Slew Of Mergers Not Unique To Charlotte
The discount chain Dollar General officially launched a hostile takeover bid for Matthews-based rival Family Dollar today. Ten miles up the road, banana giant Chiquita signed an agreement to open its books to Cutrale-Safra—a collaboration of Brazilian companies—which threatened a hostile takeover. The merger battles are part of a larger, post-recession economic trend.
“We’re absolutely in the midst of an M&A boom right now,” says UNC business professor Anil Shivdasani.
The non-profit Institute of Mergers, Acquistions, and Alliances expects the number of U.S. companies merging to stay roughly flat this year, but the dollar size of those transactions to shoot above $2 trillion, about double the average of the past few years. That means larger companies are merging or acquiring other businesses.

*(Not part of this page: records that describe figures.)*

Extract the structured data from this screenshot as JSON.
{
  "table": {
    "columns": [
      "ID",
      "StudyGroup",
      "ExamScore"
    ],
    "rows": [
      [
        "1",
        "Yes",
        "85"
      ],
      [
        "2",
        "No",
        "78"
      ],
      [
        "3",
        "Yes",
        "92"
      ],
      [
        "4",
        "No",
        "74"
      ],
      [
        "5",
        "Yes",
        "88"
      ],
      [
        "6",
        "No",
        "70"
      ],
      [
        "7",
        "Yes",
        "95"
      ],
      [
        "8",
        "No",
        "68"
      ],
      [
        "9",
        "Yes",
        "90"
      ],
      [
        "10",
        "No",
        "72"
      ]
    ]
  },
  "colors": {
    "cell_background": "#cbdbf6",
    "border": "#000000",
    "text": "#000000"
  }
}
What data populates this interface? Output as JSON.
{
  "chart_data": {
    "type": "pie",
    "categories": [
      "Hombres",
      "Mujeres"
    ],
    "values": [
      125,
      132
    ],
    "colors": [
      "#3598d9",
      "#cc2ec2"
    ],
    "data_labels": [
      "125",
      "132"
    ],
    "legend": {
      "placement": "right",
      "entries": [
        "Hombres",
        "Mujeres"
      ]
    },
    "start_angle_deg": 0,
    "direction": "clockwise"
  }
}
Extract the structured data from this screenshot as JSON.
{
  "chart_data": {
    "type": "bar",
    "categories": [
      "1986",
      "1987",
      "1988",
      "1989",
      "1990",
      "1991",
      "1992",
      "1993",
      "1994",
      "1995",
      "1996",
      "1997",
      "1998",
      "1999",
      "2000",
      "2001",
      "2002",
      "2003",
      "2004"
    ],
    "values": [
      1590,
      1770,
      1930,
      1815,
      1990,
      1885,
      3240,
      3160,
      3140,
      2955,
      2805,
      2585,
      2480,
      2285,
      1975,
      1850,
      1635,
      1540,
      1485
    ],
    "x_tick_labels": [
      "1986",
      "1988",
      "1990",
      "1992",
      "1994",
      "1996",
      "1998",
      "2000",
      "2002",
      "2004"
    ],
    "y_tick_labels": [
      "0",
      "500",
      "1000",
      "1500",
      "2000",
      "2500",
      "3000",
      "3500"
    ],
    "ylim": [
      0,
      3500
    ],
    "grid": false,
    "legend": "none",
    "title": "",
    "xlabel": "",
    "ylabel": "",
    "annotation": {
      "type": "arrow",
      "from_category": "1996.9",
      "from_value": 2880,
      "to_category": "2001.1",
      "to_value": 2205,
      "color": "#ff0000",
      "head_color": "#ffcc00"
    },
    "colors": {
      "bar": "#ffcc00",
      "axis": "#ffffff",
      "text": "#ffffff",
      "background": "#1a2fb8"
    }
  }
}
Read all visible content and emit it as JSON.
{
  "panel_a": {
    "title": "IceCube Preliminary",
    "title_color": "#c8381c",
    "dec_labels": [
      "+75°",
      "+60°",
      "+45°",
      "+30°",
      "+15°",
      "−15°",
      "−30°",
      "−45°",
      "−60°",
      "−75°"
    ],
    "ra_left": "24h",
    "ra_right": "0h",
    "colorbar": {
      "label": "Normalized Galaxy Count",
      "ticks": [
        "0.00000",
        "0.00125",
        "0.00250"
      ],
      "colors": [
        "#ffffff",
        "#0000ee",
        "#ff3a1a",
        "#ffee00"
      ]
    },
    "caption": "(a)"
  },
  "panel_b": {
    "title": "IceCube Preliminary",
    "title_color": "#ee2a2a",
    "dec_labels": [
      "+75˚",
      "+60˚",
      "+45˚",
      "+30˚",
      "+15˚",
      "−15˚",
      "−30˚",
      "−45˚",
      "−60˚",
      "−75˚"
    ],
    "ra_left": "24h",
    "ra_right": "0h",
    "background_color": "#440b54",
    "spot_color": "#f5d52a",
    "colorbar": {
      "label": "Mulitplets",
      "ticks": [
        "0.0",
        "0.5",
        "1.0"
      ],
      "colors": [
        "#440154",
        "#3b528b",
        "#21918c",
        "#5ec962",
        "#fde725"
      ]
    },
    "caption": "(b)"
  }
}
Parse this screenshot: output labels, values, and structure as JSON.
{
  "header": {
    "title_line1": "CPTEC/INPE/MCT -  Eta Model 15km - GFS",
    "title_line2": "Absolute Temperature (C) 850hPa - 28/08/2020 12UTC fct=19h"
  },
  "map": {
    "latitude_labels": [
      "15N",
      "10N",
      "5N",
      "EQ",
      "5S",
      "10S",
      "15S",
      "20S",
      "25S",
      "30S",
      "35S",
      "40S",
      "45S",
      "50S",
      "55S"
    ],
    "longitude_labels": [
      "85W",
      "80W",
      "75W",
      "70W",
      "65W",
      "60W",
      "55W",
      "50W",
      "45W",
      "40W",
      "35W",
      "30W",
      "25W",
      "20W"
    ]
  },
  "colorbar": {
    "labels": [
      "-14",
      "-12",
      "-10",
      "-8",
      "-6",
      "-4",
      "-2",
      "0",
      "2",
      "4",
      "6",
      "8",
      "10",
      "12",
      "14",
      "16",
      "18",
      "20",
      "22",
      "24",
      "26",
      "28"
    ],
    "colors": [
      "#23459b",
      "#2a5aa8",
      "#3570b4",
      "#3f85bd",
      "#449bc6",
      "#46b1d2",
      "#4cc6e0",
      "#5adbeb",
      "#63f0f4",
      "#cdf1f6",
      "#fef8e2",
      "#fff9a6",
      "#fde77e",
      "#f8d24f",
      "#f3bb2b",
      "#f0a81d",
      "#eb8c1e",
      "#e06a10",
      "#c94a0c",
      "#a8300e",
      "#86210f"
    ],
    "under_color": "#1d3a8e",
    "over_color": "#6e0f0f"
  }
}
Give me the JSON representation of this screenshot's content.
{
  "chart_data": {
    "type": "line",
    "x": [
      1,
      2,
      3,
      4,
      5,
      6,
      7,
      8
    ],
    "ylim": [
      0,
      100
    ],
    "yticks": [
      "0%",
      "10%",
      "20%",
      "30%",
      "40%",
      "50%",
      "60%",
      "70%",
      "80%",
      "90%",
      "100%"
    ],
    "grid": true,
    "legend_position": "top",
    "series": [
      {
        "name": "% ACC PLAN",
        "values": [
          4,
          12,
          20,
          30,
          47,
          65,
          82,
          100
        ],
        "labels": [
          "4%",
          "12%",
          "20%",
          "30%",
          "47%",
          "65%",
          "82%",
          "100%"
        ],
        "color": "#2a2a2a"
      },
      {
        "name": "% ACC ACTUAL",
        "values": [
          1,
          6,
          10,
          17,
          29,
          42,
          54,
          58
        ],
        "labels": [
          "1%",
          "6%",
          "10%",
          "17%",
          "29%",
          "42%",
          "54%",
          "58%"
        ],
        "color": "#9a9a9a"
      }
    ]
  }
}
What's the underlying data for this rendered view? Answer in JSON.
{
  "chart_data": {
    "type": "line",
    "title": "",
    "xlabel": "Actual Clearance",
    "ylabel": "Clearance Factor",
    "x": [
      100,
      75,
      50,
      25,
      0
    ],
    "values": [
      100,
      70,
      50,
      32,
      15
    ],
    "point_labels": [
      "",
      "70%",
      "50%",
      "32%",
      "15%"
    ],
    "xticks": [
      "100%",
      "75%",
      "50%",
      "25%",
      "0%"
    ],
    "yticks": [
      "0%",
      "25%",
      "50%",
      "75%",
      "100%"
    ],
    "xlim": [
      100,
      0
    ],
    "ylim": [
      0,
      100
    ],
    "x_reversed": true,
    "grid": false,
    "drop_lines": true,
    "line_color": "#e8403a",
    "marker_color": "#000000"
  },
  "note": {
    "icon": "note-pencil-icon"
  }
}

Shivadasani lists a host of reasons for the boom, mostly related to the recession. Many companies emerged with slimmed down businesses and gained a lot of cash on hand, as the stock market has rebounded.
Meanwhile, “The recovery has been much slower and much more tepid than most people would have liked,” Shivadasani says.
Company managers are under pressure to grow much faster than that rate. Add to that low rates to borrow, which are going to go up.
“Interest rates are not going to stay low forever,” says Shivadasani. “Really it’s become a question of when interest rates are going to rise, and away from if they’re going to rise.”
Companies have the tools to buy, and they are in a rush to do it.